I spent the last two days out in my yard, pulling and digging out all those weeds that are taking over my flower beds. It's a nasty job. The thistles are the worst. Prickly little things that never seem to go away and will grow anywhere. And then there's the clover that seem to be choking out the grass in the yard, and the dandelions that are growing between the rocks on the patios.
So, now as I sit inside, trying to straighten out my back and get the dirt out from under my nails, I realize that I really need to do some weeding inside my house too. To get rid of unnecessary things that are taking over my house.

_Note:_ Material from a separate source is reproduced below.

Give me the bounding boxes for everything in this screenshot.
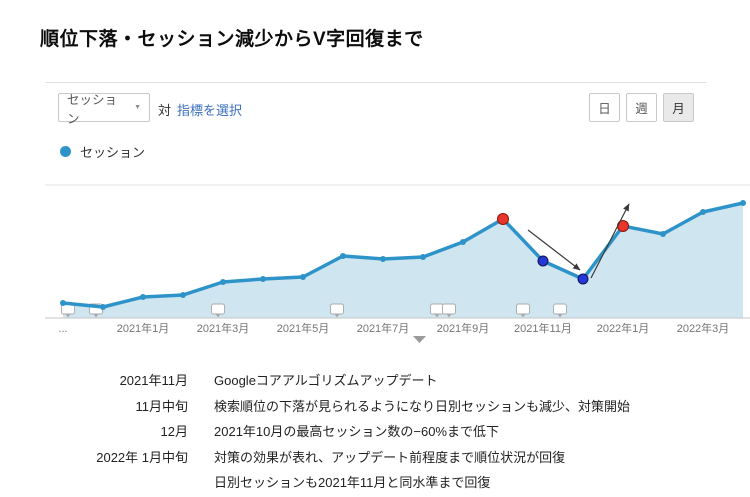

There's the stacks of fabric from the fabric lines that I've designed in one cabinet in the dining room (yes, my dining room is slowly morphing into another area of the house taken over by Whimsicals.....)
I mean, really, I can't possibly use all of this fabric!!
And then there's the fabric from the last two lines that I haven't even gotten off the rolls yet.....
And I don't even want to talk about the stacks of quilts everywhere.....
I even have some stacked above my desk because, well, there was empty space up there!
And the worst part is that I don't even know where everything is. So if you were to ask me about a specific quilt, it would take me all day just to locate it, unless it's one that is hanging on one of my walls or on a bed.
It's getting really bad.
Because with each new fabric line and each new book, I just keep adding to the stacks. And now that I'm ready to work on the new, I am so distracted by what I already have.
So, it's time. Time to sort. Time to purge. Time to make some room for the new.
And just like the yard work, I won't enjoy it. But as I sit here looking at it all, feeling very overwhelmed, I am reminded of a verse....
1"I am the true vine, and my Father is the gardener. 2He cuts off every branch in me that bears no fruit, while every branch that does bear fruit he prunes so that it will be even more fruitful." (John 15:1-2 NIV)
It will be hard. It will take time. But it needs to be done. And the results will be so worth it.